30 Year US T-Bonds Hit New Highs (D,W)

Since my last report, the Federal Reserve met and kept the interest rate unchanged. This has led to the price gapping up on the new contract. Let’s take a look at both the bond price using the daily chart and the yield using the weekly chart. 


I have drawn a horizontal line which represents the previous swing low level which was set in December 2014 at 142.34. Price recently put in a low just above that level which was a higher low and kept the uptrend intact. 
This was on the day of my last report and I expected price to continue on to break that level. I could not have been more wrong. That is what a reverse indicator looks and as much as I hate to admit it there is no running away from it. Poor form on my behalf. Price immediately started to head higher and then gapped up on the new contract.
The 50 period (blue), 100 period (red) and 200 period (black) moving averages were all ordered as they should be for a solid uptrend with the blue line above the red line which is turn above the black line. These averages might start to spike up too now which may be a sign that the end is near.
The Relative Strength Indicator (RSI) just made a new high and I would prefer the final high to show a less strong reading -  a bearish divergence.
The Moving Average Convergence Divergence (MACD) indicator shows the averages have diverged and a correction now would seem them come back together.
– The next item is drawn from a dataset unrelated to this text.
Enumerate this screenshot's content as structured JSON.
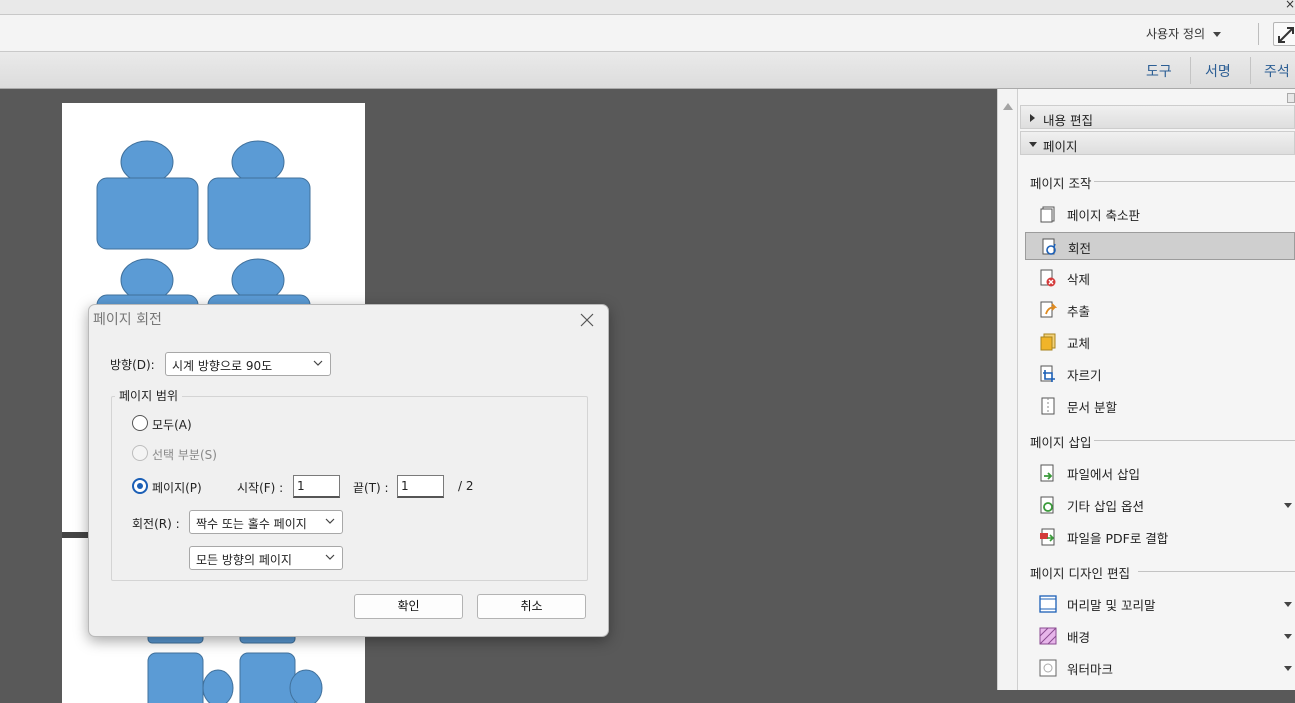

Let’s now look at the yield.


I have drawn a horizontal line denoting a double bottom which was formed by the December 2008 and July 2012 lows around the 2.5% level. This double bottom was against the trend so it was not surprising to see price break below this level.
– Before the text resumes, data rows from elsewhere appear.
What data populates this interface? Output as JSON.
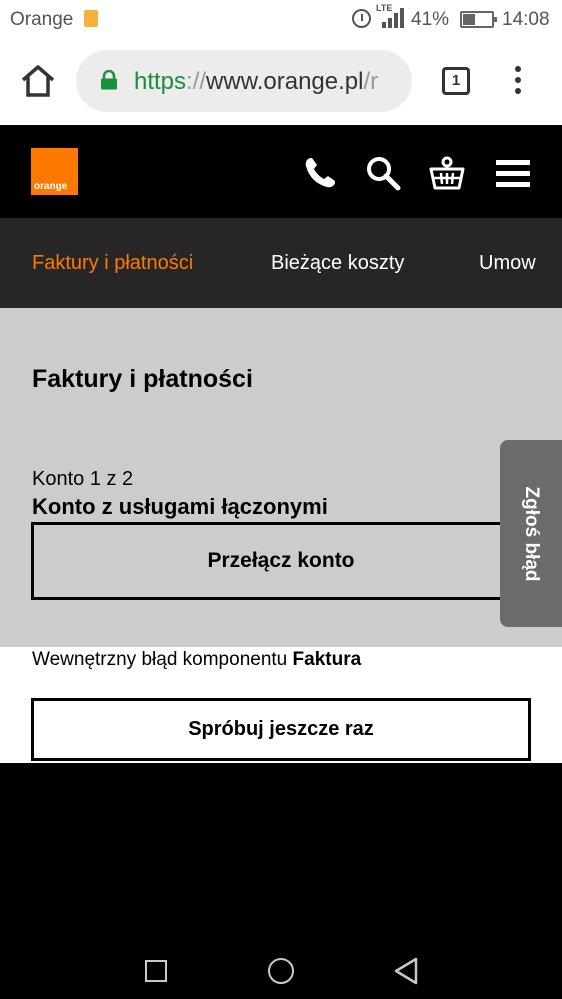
{
  "status_bar": {
    "carrier": "Orange",
    "network": "LTE",
    "battery_percent": "41%",
    "time": "14:08"
  },
  "browser": {
    "url_scheme": "https",
    "url_separator": "://",
    "url_host": "www.orange.pl",
    "url_rest": "/r",
    "tab_count": "1"
  },
  "header": {
    "logo_text": "orange",
    "brand_color": "#ff7900",
    "icons": [
      "phone-icon",
      "search-icon",
      "basket-icon",
      "hamburger-menu-icon"
    ]
  },
  "tabs": [
    {
      "label": "Faktury i płatności",
      "active": true
    },
    {
      "label": "Bieżące koszty",
      "active": false
    },
    {
      "label": "Umow",
      "active": false
    }
  ],
  "main": {
    "title": "Faktury i płatności",
    "account_index": "Konto 1 z 2",
    "account_name": "Konto z usługami łączonymi",
    "switch_button": "Przełącz konto",
    "error_prefix": "Wewnętrzny błąd komponentu ",
    "error_component": "Faktura",
    "retry_button": "Spróbuj jeszcze raz"
  },
  "feedback": {
    "label": "Zgłoś błąd"
  }
}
We can see clearly a lower high and lower low in place. So a bear trend is still the order of the day.
The Parabolic Stop and Reverse (PSAR) indicator has a bullish bias so we may well see interest rates increase further from here.
I have added the same moving averages and these may provide resistance for any interest rate increases.
The RSI shows a new low so after this current rate rise I would like to see rates fall to new lows which are accompanied by a less weak reading – a bullish divergence.
The MACD shows a bearish crossover is being threatened. If rates are set to rise a bit further now then it is time to get a wriggle on.
Summing up, the yield does look likely to rise a bit further and while my short term bond price forecast was wrong, the main forecast of new highs has proven true and the fact that it has already occurred means the end game is that much closer.